Media contact: Tom Hughes, (919) 966-6047, email@example.com
Wednesday, January 22, 2014
CHAPEL HILL, N.C. – Two new studies published this week in Nature yielded further evidence that schizophrenia arises from the combined effects of many genes – a condition known as “polygenicity.” The studies also suggest that genetic alterations tended to cluster in a few networks of functionally-related genes.
Dr. Patrick Sullivan, distinguished professor of genetics and psychiatry at the University of North Carolina School of Medicine and director of the Center for Psychiatric Genomics, is a co-author of one of the studies, which compared the gene sequences from 2,500 people in Sweden with schizophrenia to 2,500 healthy individuals from the same population.
“This landmark study shines bright light on a part of the genome we’ve never been able to see before,” said Sullivan. “It looks like schizophrenia is less a disease of changes in the structure of proteins, and more a problem of the amounts of proteins.”
This landmark study shines a bright light on a part of the genome we've never been able to see before.
The two current studies, which are the largest of their kind to date, looked for mutations that were effectively invisible in previous studies: they detected changes at the scale of single nucleotides – substitutions, insertions, or deletions of individual bases or “letters” in the genetic code.
“Despite the considerable sample sizes, no individual gene could be unambiguously implicated in either study. Taken as a group, however, genes involved in neural function and development showed greater rates of disruptive mutations in patients,” explained Shaun Purcell, PhD, of the Broad Institute of MIT and Harvard, who played key roles in both studies. “That finding is sobering but also revealing: it suggests that many genes underlie risk for schizophrenia and so any two patients are unlikely to share the same profile of risk genes.”

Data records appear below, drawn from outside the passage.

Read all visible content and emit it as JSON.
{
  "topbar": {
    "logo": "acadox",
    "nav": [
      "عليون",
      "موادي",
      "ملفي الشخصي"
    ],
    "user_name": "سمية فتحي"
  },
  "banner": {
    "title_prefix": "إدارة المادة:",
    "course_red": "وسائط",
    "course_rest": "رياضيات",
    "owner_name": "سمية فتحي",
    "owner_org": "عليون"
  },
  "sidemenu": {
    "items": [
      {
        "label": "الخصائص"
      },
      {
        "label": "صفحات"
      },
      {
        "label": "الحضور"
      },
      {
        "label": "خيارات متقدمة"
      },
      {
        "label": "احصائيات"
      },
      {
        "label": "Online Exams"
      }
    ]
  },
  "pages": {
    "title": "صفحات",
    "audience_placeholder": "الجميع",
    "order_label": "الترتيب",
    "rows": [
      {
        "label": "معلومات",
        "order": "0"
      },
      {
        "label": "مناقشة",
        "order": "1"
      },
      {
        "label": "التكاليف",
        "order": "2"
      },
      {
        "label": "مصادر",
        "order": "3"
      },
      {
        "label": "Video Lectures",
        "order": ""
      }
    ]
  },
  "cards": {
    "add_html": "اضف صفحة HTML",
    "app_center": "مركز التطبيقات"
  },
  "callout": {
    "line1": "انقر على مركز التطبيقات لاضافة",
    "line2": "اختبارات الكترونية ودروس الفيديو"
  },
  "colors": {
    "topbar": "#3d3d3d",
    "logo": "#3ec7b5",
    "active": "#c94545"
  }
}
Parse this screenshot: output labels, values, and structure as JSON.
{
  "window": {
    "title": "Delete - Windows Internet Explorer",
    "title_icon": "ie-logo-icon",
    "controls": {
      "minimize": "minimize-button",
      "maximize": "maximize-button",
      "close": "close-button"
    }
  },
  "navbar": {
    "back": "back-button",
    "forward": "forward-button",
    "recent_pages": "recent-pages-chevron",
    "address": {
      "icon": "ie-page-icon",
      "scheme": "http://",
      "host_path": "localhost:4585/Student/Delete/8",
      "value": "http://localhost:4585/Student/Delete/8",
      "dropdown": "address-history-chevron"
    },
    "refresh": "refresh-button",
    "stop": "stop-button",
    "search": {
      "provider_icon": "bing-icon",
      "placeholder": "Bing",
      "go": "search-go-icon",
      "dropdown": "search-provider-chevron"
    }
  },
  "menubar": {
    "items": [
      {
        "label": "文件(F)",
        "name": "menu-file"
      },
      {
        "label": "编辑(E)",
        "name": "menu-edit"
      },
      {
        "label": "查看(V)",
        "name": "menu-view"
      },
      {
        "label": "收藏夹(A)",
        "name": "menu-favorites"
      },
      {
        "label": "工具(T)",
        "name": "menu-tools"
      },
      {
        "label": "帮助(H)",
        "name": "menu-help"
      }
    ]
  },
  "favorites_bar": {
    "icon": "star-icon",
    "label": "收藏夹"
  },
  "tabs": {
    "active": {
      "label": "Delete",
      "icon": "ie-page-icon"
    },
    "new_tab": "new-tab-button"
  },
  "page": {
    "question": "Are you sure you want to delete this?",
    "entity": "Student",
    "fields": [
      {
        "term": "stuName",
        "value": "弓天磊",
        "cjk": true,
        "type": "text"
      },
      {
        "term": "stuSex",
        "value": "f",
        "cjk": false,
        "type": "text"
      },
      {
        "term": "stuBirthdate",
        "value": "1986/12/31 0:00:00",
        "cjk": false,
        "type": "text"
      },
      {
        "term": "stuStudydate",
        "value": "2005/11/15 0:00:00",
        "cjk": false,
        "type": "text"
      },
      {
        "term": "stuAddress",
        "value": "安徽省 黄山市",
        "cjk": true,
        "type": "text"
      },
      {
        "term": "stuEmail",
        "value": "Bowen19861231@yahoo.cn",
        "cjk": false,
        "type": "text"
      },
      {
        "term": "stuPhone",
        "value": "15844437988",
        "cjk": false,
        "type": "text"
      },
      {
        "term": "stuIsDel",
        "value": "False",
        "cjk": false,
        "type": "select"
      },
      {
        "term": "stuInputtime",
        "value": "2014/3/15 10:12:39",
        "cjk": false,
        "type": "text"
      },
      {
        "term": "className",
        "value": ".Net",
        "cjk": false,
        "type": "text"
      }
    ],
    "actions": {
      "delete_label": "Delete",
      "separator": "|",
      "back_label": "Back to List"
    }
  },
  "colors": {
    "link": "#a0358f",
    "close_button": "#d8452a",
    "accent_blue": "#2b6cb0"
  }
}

Both studies found that mutations were distributed across many genes, and the research teams discovered similar patterns in the distribution of mutations across gene networks. Many of the genes that bore mutations shared common functions: they tended to be part of gene networks that govern synaptic function, including the voltage-gated calcium ion channel, which is involved in signaling between cells in the brain, and the cytoskeletal (ARC) protein complex, which plays a role in synaptic plasticity, a function essential to learning and memory.
The analysis of de novo mutations also revealed significant overlap between those found in schizophrenia and de novo mutations previously linked to autism and intellectual disability, a finding that may influence the approach researchers take in follow-up studies.
The authors argue that both papers demonstrate that genome sequencing will continue to be a powerful tool in the study of schizophrenia, though many more samples will need to be sequenced before the genetics of this complex disorder can be fully understood.
“This study was an incredible amount of work by a big team over a decade,” said Sullivan. “If the final results were a single pixel on your computer, the raw data generated would be 334 miles wide.”
Funding for these studies was provided by the National Institute of Mental Health, the National Human Genome Research Institute, the Stanley Medical Research Institute, the Sylvan Herman Foundation, Fidelity Foundations, a philanthropic gift from K. and E. Dauten, the Friedman Brain Institute and the Icahn Institute for Genomics and Multiscale Biology at Mount Sinai, the Karolinska Institutet, Karolinska University Hospital, Swedish Research Council, the Söderström Königska Foundation, the Netherlands Scientific Organization, the Medical Research Council (MRC), the European Community’s Seventh Framework Programme, the Wellcome Trust, and European Commission.